Die Anwälte hatten nun geltend gemacht, Andreotti sei faktisch während all der ihm zur Last gelegten Episoden Minister oder Regierungschef gewesen, gehöre also vor das eigens für diese Personen gebildete „Tribunale dei ministri“ – in Rom. Der Schachzug wäre nicht schlecht gewesen, denn ein Gutteil der dortigen Richter verdankt just Andreotti und seinen Palladinen ihre Nominierung. Doch der Zug mißlang – es bleibt bei Palermo.

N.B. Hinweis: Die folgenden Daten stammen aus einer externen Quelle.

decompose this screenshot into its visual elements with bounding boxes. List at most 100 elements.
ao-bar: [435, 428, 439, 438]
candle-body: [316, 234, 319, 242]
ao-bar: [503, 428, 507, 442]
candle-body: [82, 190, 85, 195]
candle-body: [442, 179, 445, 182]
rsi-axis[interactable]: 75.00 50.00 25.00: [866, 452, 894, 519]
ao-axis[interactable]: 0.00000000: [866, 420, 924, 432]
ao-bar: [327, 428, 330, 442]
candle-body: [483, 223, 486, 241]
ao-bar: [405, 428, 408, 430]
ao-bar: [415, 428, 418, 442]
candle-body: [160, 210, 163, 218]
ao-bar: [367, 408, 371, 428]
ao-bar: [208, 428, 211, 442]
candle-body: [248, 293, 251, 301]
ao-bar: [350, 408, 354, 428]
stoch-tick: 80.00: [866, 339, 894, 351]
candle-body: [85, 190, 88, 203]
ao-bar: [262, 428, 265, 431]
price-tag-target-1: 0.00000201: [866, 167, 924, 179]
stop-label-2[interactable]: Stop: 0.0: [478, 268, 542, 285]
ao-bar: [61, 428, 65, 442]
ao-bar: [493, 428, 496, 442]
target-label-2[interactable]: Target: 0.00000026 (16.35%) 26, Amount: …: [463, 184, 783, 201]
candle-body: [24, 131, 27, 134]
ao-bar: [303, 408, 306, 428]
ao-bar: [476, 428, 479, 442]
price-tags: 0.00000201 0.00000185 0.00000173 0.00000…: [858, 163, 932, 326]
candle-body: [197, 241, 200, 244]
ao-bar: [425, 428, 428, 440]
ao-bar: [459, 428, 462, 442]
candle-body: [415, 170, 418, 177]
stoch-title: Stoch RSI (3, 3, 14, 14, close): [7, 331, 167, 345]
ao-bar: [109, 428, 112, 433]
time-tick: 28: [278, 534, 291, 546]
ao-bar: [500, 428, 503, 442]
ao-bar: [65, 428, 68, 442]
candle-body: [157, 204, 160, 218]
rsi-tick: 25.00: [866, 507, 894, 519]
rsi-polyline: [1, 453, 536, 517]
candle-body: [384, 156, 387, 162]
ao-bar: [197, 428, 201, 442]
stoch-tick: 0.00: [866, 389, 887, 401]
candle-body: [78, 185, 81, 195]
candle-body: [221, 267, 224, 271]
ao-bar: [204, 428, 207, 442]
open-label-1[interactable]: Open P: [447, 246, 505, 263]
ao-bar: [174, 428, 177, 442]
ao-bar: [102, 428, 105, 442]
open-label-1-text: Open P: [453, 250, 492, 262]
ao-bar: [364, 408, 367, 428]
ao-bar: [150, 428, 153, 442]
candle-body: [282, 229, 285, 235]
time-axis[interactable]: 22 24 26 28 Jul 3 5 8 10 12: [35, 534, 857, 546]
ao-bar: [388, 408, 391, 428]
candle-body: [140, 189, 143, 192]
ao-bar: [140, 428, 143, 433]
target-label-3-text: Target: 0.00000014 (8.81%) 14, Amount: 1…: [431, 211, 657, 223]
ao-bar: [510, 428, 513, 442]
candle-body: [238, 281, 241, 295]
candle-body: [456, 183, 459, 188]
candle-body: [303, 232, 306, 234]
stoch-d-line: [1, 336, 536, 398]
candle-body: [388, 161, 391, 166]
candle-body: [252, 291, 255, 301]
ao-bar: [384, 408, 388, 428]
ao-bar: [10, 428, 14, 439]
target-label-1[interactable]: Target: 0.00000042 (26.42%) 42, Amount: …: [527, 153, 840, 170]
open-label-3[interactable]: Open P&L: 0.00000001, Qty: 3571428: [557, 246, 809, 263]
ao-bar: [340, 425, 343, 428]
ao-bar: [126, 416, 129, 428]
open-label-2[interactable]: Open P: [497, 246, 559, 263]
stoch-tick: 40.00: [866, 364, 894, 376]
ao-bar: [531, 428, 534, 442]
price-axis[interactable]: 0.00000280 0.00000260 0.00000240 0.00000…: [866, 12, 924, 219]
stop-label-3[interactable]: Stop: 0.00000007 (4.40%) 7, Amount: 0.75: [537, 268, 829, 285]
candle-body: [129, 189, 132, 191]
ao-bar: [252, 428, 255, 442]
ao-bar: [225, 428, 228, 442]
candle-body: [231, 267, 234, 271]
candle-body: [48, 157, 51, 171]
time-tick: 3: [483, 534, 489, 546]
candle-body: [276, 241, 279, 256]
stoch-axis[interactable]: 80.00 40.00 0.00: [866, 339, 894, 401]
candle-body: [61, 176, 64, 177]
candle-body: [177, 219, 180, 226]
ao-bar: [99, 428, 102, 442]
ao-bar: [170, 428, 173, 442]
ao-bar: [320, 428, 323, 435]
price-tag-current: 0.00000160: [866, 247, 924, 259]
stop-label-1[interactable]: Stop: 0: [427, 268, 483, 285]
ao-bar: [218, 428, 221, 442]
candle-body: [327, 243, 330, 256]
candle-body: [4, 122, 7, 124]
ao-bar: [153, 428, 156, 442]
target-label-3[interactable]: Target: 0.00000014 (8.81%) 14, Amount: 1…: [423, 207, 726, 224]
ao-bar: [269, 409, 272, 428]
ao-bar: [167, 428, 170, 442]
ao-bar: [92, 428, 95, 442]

So Andreotti sich nicht durch Krankheit oder Versteckspielen dem Verfahren entzieht, werden die Italiener nun ab September aus dem Munde zahlreicher Mafia- Aussteiger authentisch hören, was dem Mann alles zur Last gelegt wird: Geradezu regelmäßige Treffen mit den jeweils höchsten Mafia-Bossen, mal um sich wegen des Mordes an einem Parteigenossen zu beklagen, mal um Strategien für den Wahlkampf zu entwerfen, mal, um sich über römische Querelen auszulassen. Sie werden hören, mit welchen Tricks sich Andreotti, so jedenfalls seine Ankläger, der zur Protokollführung verpflichteten Eskorte entzog und des öfteren mit nichtregistrierten Flügen in Privatjets zu Mafiatreffen reiste; wie er, so jedenfalls ein Aussteiger, mit dem Obersten aller Bosse, Toto Riina, gar den rituellen Mafiakuß auf beide Wangen tauschte, und mit Hilfe welcher Kanäle er, nach amtlicher Rekonstruktion, die Mafia-Clans jeweils wissen ließ, auf welche Gesetze sie sich vorbereiten, welche staatlichen Gelder sie abzocken, welche störende Staatsdiener sie ohne Furcht vor Repressalien des Staates abknallen konnten.